Why are political polls so confusing? Why do the same set of polls often lead to very different predictions? Why did the Trump campaign ask CNN to retract a poll and why did CNN refuse?
There are a number of things that make polls confusing and difficult to interpret. Among them, choosing how to survey people (land-line phones? Cell-phones? Facebook survey?), selecting which questions to ask and how to phrase them, and then interpreting the data to reach some conclusion, e.g., to predict the outcome of an upcoming election. All these complexities are worth talking about, but here we’re going to focus on the last question: how do we go from polling-data to prediction?
Predicting election outcomes via polling or survey data is hard: the people you survey may not be representative of the electorate, and the composition of the electorate in each state changes election-to-election. When you conduct a poll or survey, you cannot control who responds. So your sample will be different in myriad ways from the population as a whole, and also different from the subset of the population who will vote.
Reconstructing the opinion of the population from a poll is done via weighting, assigning a number to each response that allow users of the data to reconstruct a representative sample of the population from the survey. For example, if a state has roughly the same number of adults above and below 45 but the survey has fewer responses from people over 45, those responses will be assigned higher weights. Weighting is complex, not least because there are many demographic variables to be considered.

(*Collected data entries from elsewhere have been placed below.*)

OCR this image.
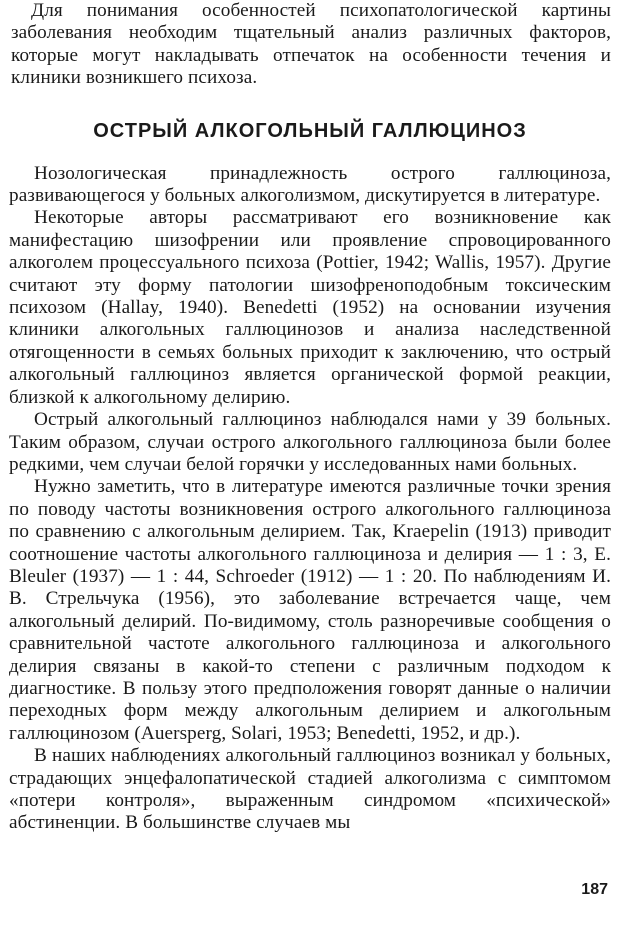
Для понимания особенностей психопатологической картины заболевания необходим тщательный анализ различных факторов, которые могут накладывать отпечаток на особенности течения и клиники возникшего психоза.

ОСТРЫЙ АЛКОГОЛЬНЫЙ ГАЛЛЮЦИНОЗ

Нозологическая принадлежность острого галлюциноза, развивающегося у больных алкоголизмом, дискутируется в литературе.

Некоторые авторы рассматривают его возникновение как манифестацию шизофрении или проявление спровоцированного алкоголем процессуального психоза (Pottier, 1942; Wallis, 1957). Другие считают эту форму патологии шизофреноподобным токсическим психозом (Hallay, 1940). Benedetti (1952) на основании изучения клиники алкогольных галлюцинозов и анализа наследственной отягощенности в семьях больных приходит к заключению, что острый алкогольный галлюциноз является органической формой реакции, близкой к алкогольному делирию.

Острый алкогольный галлюциноз наблюдался нами у 39 больных. Таким образом, случаи острого алкогольного галлюциноза были более редкими, чем случаи белой горячки у исследованных нами больных.

Нужно заметить, что в литературе имеются различные точки зрения по поводу частоты возникновения острого алкогольного галлюциноза по сравнению с алкогольным делирием. Так, Kraepelin (1913) приводит соотношение частоты алкогольного галлюциноза и делирия — 1 : 3, E. Bleuler (1937) — 1 : 44, Schroeder (1912) — 1 : 20. По наблюдениям И. В. Стрельчука (1956), это заболевание встречается чаще, чем алкогольный делирий. По-видимому, столь разноречивые сообщения о сравнительной частоте алкогольного галлюциноза и алкогольного делирия связаны в какой-то степени с различным подходом к диагностике. В пользу этого предположения говорят данные о наличии переходных форм между алкогольным делирием и алкогольным галлюцинозом (Auersperg, Solari, 1953; Benedetti, 1952, и др.).

В наших наблюдениях алкогольный галлюциноз возникал у больных, страдающих энцефалопатической стадией алкоголизма с симптомом «потери контроля», выраженным синдромом «психической» абстиненции. В большинстве случаев мы

187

With weighting, we have an estimate of how a person in a particular place is likely to vote given various demographic information about them. And, from the census and other sources, we know the demographics of each county/district/state. But if we want to predict an election outcome, or decide where we need to focus resources because an election is likely to be close, we need to know who is going to cast a ballot in the election.
There are a lot of reasons people do and don’t vote: see our piece on voter ID, or Fair Vote’s rundown on voter turnout, for example. For the purposes of this post we’re going to ignore the reasons, and focus on the data problem of uncertain turnout.
Figuring out how to weight opinion data to predict voting is among the most difficult parts of determining which elections/states are likely to be close and thus where to prioritize work and the allocation of resources.
Weighting polls is also deeply contentious. As an extreme example, CNN recently published a poll showing Biden up 14 points over Trump. The Trump campaign hired a pollster to “analyze” the CNN poll and then demanded CNN retract the poll, which CNN promptly refused to do. The substantive objection made by Trump’s campaign was that CNN should have weighted their poll differently, such that the fraction of Republicans, Democrats and Independents was the same as among voters in 2016. It’s not hard to see why this is a bad idea. Firstly, as people’s views on candidates change, so may their reported party. So weighting to fix partisan identity will tend to obscure exactly the thing you are trying to measure. If partisan identity were a stable feature of the electorate, it might still make sense to weight this way, just to control for a bad polling sample. But partisan identification is not particularly stable! In the chart below we plot partisan identity as reported in the CCES survey from 2006-2018 to see how much it shifts election to election. From the chart we see that though voters are roughly equally distributed between Democrats, Independents and Republicans, they shift around among those groups a significant amount.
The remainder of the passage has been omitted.